Surgery is applied as a corrective procedure in treating inflamed or blocked duct systems in both males and females.

3. Intrauterine Insemination (IUI)

Also known as artificial insemination. During this procedure, semen is collected and inserted through the vagina when the woman is ovulating to increase pregnancy chances. In some cases, IUI is coupled with fertility medication to increase the chances of conception.

4. Assisted Reproductive Technology (ART)

In assisted reproductive technology, reproductive manipulation is done outside the body. The techniques in ART are:

In-vitro Fertilization (IVF)

In IVF, the woman’s eggs are harvested and stored. The egg is later fertilized in the laboratory from a harvested sperm. The fertilized ovum is then embedded in the female womb.
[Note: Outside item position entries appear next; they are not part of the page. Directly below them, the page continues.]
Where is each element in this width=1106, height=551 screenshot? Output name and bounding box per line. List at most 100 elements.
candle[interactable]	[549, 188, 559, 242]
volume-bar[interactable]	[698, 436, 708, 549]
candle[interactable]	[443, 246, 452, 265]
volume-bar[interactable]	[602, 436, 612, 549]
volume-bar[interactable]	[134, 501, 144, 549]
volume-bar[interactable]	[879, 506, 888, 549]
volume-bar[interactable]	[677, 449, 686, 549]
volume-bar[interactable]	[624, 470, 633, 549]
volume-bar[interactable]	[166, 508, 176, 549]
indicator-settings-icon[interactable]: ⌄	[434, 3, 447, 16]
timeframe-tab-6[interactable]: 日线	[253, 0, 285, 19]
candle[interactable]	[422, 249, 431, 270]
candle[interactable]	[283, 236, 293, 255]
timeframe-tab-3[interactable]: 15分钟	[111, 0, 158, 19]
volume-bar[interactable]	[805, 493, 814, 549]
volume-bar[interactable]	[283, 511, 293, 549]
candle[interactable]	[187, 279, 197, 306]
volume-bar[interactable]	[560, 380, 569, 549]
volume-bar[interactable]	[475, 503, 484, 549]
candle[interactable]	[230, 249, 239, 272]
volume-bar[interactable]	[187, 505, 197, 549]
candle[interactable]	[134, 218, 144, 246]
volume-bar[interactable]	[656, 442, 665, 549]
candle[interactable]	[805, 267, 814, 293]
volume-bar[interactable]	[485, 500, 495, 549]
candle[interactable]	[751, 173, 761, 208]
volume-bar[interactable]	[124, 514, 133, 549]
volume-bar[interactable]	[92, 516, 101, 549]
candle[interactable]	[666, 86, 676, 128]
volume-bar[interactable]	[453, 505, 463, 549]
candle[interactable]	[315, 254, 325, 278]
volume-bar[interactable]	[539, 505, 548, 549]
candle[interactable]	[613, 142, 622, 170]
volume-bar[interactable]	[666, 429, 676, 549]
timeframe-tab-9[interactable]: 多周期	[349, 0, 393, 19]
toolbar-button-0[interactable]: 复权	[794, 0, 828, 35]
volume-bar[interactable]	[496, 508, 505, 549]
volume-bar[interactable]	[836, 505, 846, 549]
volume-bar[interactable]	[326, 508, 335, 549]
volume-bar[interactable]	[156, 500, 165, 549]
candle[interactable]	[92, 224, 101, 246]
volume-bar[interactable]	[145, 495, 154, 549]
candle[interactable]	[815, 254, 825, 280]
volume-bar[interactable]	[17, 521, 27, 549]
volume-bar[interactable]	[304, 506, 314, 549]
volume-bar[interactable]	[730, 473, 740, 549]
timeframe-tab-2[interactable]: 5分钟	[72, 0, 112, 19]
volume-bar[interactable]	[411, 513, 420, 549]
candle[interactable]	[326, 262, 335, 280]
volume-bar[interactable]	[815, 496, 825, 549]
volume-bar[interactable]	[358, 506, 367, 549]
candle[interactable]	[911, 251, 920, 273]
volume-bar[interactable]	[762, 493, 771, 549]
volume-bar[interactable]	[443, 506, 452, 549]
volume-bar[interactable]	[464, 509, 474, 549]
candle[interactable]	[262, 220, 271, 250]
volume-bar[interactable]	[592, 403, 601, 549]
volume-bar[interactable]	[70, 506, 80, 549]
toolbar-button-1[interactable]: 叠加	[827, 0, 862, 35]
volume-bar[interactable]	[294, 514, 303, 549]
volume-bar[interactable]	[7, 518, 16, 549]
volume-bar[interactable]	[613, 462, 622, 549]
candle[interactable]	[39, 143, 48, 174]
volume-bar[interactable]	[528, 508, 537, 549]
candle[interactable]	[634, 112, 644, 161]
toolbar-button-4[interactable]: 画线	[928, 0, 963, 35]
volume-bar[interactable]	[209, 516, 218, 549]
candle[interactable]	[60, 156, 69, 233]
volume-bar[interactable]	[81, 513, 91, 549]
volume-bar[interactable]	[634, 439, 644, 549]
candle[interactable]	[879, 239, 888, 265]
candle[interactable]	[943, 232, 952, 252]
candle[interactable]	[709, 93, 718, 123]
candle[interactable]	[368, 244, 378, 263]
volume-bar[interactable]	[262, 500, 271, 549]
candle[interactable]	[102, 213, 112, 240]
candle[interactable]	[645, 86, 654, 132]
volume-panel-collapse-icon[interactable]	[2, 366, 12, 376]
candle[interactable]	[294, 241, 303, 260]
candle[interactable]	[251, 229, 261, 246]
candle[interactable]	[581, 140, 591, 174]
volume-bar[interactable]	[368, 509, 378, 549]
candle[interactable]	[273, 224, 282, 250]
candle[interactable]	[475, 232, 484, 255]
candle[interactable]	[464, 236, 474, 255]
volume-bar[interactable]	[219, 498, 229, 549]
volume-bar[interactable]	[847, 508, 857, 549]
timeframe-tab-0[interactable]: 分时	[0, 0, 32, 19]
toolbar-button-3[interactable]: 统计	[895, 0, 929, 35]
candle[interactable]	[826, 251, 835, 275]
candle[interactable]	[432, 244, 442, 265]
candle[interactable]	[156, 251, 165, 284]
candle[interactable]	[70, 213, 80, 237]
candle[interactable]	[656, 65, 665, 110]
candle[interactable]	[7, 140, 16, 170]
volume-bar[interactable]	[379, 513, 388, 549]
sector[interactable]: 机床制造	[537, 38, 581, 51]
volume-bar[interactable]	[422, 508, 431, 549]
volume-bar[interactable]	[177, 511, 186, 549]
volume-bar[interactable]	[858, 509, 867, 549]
Intra-cytoplasmic Sperm Injection

It is a modified version of IVF where a single sperm is injected into an ovum. This technique is used in couples where the male is the main factor for infertility. The fertilized egg is implanted into the woman.

Surrogate mothers


Also known as gestational carriers. For this technique, a woman within the reproductive age gap is contracted by a couple to bear a child on their behalf.

Other ART Techniques

They include:

  • Tubal embryo transfer or zygote intra-fallopian transfer (ZIFT). It involves implantation of the zygote to the fallopian tube instead of the uterine walls.
  • Gamete intra-fallopian transfer (GIFT).

Prevention of Infertility

Although some cases of infertility are non-adjustable, the following strategies are used to enhance the chances of pregnancy and conception in both males and females.

  • Avoid excessive consumption of tobacco, alcohol, marijuana, and cocaine.
  • Reduce stress or avoid stressful conditions.
  • Limit caffeine intake.
  • Maintain a normal weight. Avoid being overweight or underweight. Additionally, do not engage in excessively strenuous exercises.
  • For men, they should avoid hot temperatures, exposure to heavy metals, and pesticides.
  • Limit exposure to industrial chemicals and radiation.

Conclusively, infertility and childbearing is a sensitive topic, especially in a relationship or a marriage. A couple experiencing trouble with conceiving should have open communication with themselves and their doctors. Luckily, there is a variety of solutions to one getting their bundle of joy. All it takes is initiative.